Holding: The Court held that attaching a GPS device to a person’s vehicle and using it to monitor the vehicle’s movements is a Fourth Amendment search because it involved a physical intrusion to obtain information.

Real World Impact:
  • Treats warrantless GPS installation and tracking as a Fourth Amendment search.
  • Limits police ability to conduct long-term covert vehicle monitoring without judicial authorization.
  • Raises privacy concerns about aggregated location data from cars and phones.
Topics: GPS tracking, police surveillance, privacy rights, vehicle searches, location data

Summary

Background

A nightclub owner, suspected of running a drug-trafficking operation, became the target of a joint FBI and local police investigation. Agents obtained a warrant authorizing use of a tracking device on a Jeep registered to his wife, but they installed a GPS device after the warrant’s time limit and outside the specified district.
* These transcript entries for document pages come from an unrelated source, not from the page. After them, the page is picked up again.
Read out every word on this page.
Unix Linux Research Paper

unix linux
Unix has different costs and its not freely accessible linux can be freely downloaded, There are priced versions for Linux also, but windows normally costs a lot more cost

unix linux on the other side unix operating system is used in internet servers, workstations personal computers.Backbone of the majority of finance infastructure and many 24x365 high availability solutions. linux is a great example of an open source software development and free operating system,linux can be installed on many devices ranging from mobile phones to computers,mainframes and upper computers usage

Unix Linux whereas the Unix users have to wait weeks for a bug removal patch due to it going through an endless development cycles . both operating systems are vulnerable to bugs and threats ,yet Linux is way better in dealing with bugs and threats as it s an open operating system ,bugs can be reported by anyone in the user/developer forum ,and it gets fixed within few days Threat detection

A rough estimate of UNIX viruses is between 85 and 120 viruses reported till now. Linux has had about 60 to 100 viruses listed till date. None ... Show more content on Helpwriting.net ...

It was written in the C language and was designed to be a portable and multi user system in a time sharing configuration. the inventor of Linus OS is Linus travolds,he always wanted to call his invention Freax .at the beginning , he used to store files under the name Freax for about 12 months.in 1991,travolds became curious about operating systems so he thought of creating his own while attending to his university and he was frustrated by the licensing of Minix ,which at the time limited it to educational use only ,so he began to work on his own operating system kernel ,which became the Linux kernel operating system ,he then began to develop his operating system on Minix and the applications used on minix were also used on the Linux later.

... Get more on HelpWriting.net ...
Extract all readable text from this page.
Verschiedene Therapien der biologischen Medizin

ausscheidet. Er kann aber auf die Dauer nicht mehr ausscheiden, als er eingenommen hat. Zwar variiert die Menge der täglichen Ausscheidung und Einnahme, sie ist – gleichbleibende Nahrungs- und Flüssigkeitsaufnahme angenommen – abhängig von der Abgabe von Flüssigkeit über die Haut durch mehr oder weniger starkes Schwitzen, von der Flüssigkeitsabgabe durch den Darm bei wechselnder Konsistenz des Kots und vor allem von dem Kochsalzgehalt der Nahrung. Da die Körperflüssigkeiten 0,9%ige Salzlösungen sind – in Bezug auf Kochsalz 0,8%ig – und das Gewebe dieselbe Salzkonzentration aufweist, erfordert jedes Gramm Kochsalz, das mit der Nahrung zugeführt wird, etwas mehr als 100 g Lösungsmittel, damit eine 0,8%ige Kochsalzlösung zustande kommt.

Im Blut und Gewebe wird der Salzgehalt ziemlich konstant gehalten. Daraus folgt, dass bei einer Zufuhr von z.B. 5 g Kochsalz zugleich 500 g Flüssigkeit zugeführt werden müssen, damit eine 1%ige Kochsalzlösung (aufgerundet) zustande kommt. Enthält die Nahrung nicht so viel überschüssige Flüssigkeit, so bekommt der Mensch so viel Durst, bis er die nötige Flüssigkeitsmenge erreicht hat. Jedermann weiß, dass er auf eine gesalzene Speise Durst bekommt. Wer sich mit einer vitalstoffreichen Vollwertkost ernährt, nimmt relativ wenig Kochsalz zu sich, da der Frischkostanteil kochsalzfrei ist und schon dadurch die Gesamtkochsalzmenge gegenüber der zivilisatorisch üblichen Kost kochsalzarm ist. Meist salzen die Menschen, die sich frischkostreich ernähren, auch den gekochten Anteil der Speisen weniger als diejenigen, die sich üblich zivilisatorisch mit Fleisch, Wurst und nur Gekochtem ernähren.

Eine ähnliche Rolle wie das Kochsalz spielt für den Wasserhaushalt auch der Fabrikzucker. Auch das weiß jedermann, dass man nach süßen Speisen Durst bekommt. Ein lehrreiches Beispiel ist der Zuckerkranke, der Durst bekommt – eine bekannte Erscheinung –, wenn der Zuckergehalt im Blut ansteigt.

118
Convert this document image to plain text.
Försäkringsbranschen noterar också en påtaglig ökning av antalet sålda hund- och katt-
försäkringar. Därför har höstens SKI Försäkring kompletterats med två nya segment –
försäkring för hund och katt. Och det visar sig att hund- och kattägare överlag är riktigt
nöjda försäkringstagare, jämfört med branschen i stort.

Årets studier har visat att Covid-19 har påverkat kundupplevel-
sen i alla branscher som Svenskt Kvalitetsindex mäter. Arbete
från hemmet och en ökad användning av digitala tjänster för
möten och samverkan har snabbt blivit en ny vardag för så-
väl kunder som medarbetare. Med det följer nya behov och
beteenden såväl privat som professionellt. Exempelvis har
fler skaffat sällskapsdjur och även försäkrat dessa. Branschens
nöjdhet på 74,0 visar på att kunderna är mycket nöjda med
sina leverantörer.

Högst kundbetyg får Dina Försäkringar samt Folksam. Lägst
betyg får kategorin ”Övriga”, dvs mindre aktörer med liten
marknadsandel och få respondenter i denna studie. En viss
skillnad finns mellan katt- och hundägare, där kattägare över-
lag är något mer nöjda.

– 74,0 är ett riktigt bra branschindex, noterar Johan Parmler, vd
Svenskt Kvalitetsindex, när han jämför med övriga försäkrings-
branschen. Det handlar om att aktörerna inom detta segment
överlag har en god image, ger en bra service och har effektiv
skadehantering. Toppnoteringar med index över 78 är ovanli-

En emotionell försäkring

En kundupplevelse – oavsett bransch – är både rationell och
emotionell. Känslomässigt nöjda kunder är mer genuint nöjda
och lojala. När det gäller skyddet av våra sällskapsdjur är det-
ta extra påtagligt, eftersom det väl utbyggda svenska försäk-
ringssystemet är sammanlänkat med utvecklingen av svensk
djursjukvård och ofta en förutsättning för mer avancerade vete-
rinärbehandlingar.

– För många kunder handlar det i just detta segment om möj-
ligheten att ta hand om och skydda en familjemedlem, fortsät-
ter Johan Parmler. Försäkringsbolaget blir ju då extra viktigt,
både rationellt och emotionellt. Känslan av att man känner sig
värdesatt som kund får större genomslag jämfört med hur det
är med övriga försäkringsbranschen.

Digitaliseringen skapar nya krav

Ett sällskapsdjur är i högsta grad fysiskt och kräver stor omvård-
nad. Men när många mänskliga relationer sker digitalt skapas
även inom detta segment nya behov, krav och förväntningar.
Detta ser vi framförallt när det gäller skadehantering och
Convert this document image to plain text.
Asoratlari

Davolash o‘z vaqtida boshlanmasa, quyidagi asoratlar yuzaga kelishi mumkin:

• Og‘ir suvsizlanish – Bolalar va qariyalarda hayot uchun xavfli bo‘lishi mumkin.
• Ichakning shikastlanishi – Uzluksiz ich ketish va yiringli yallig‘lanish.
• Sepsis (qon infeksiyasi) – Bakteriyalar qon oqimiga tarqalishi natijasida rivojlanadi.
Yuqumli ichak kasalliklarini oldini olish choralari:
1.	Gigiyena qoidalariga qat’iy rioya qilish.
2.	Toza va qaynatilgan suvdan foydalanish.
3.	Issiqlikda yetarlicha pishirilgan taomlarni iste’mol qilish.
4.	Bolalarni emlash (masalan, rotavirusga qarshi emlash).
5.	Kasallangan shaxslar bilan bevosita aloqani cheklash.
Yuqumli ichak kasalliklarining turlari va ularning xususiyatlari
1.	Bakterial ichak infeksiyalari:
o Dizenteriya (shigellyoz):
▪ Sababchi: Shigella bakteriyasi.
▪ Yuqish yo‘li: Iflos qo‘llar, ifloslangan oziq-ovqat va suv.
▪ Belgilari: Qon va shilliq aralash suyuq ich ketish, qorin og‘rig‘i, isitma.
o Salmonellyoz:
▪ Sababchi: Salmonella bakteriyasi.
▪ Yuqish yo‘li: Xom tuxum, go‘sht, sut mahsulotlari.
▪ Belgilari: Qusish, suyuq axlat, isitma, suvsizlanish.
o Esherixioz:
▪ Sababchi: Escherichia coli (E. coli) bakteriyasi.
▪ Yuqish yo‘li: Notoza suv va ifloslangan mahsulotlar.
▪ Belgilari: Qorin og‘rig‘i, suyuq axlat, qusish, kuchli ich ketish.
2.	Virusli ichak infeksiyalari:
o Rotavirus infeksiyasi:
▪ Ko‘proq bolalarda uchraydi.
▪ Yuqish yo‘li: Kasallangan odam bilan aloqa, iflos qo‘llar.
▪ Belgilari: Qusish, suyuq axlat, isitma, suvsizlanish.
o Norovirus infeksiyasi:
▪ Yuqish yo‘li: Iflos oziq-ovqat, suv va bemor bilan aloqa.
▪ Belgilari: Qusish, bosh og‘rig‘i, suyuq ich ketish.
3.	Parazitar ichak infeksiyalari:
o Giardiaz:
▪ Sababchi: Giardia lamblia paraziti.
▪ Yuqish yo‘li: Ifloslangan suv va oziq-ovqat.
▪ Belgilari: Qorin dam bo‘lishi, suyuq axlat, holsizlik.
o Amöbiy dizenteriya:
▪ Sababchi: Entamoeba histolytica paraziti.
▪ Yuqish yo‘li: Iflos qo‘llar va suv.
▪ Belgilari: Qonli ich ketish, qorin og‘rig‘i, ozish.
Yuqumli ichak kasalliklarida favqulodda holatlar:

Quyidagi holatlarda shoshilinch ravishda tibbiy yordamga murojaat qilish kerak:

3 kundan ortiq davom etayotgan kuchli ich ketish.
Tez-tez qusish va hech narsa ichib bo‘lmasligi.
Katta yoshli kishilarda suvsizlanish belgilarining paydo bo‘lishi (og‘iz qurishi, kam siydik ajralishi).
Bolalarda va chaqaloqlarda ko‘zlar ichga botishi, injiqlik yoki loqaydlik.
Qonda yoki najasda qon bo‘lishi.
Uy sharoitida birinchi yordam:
Over 28 days the device produced more than 2,000 pages of location data; that evidence was later used at trial and led to a conviction that was challenged on Fourth Amendment grounds.

Reasoning

The core question was whether attaching the GPS device and using it to monitor public movements was a “search” under the Fourth Amendment. The Court held that the Government’s physical installation of the device on the vehicle and its subsequent use to obtain information constituted a search because agents physically intruded on property to gather data. The Court relied on that physical-intrusion understanding of the Amendment and did not resolve whether other forms of electronic monitoring without trespass would be treated the same way. The Government’s separate argument that the tracking was reasonable because of its suspicion or probable cause was not addressed because it was not raised below.

Real world impact

The decision treats covert placement and use of GPS devices as constitutionally significant and narrows law enforcement’s ability to rely on purely warrantless GPS tracking of vehicles. The Court left open many questions about electronic tracking that does not involve physical intrusion, so some authority and limits will be decided in later cases or by warrant practice.

Dissents or concurrances

Two concurring opinions agreed with the result but differed on reasoning. One Justice stressed how aggregated location data can reveal intimate associations and urged careful Fourth Amendment protection for electronic tracking. Another Justice preferred analyzing long-term GPS monitoring under the reasonable-expectation-of-privacy test and emphasized that prolonged covert tracking likely impinges privacy.